At this Gideon Anab made a hasty exit. He had no fancy for any further chastisement at the hands of the irate Major. After all a fiver with a whole skin was better than nothing with a damaged one, and he had a very shrewd idea that that was how it would be with him if he remained. So he left the Major to reflect on his position.

It was not a pleasant one which ever way he looked at it. On the one hand he was liable at any moment to lose everything by the production of the lost will; on the other he was placed in the position of compounding a felony, or at least of retaining and enjoying what he knew was not his to enjoy. If he took what he held to be the only right course open to him the result would be very far reaching. For himself he did not care so much, although he was in nowise insensible to the difference between some five hundred—which was the amount of his private means—and five thousand a year. But he really did not like to think what the effect would be upon Hilda, when that young lady was called upon to give up all that she had schemed for—he knew well by this time that she had schemed for it. And upon Miriam too this reversal of fortune would fall hardly, since it would mean the speedy and inevitable degradation of her husband. As he turned all this over in his mind, he was sorely tempted for her sake and for his wife's to leave things as they were.
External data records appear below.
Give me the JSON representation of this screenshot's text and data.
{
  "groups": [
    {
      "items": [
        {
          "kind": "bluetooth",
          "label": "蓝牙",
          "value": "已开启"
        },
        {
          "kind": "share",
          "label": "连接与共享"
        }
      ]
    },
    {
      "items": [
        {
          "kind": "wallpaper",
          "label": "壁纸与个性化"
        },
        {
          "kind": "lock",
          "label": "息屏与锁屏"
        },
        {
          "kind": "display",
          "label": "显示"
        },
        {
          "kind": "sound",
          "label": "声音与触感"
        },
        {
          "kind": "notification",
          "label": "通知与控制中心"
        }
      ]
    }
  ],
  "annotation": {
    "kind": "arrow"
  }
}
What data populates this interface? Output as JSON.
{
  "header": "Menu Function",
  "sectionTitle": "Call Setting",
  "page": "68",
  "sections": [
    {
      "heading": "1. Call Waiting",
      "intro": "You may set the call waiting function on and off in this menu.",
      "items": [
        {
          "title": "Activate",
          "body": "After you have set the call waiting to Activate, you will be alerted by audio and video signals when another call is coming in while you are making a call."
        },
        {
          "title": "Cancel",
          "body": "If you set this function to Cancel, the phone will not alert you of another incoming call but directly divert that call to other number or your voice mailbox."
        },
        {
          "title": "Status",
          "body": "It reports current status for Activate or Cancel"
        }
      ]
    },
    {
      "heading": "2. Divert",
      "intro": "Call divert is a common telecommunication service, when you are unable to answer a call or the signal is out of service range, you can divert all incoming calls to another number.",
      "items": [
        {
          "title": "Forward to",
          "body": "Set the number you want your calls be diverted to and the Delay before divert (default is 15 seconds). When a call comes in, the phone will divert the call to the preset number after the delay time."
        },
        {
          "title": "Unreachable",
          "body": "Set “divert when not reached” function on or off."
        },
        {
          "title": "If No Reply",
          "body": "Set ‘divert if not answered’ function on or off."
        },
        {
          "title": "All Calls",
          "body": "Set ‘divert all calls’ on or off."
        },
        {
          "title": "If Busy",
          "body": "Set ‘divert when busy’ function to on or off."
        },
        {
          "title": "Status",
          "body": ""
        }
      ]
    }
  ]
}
There was just one loop-hole of escape!—that Mrs. Darrow might have destroyed the will. In that case no possible good was to be achieved by exposing her. He would let her see that he knew her for what she was. But a scandal was a thing he had a loathing of, and would never be the one to bring about. Of course all this was based upon the hypothesis that Shorty had told the truth. There was always the possibility that he had not.

Hilda arrived home for dinner in the best of tempers. Her visit had been to her thoroughly successful, since not only had she been the best looking and best dressed woman in the room, but had been told so, which was infinitely more important. Her husband told her of the arrangement he had made for her to take Dicky to Rosary Mansions the following afternoon. She was pleased to express herself delighted. It, too, was likely to be a highly successful visit from her point of view. She, the mistress of Thorpe Manor, conferring her presence upon Dicky's quondam governess now married to the man whom she had jilted, and resident in one of the meaner tenements of West Kensington, was a picture in which she could see herself quite plainly. Still she was prepared to be cordial.

When Miriam came to welcome her she was surprised at the warmth of her manner. Dicky of course was embraced and made much of.

"And how is the doctor, Hilda, and your mother?" asked Miriam.

"Oh, they are pretty well, thank you—they are better off now, of course, and the children are at school. But the house is much the same, dirty as ever. Sometimes when I drive round to see them, I wonder how I ever managed to support existence in that poky place. I hate small rooms, don't you?"

Miriam did not reply.

"And Mrs. Darrow—how is she?" was all she said.

"Oh, I believe much the same. I don't see much of her, you know. In fact, I was obliged to give her clearly to understand that I was mistress in my own house. As a result she has no great love for me, you may imagine. However, she keeps out of the way, and that's the great thing."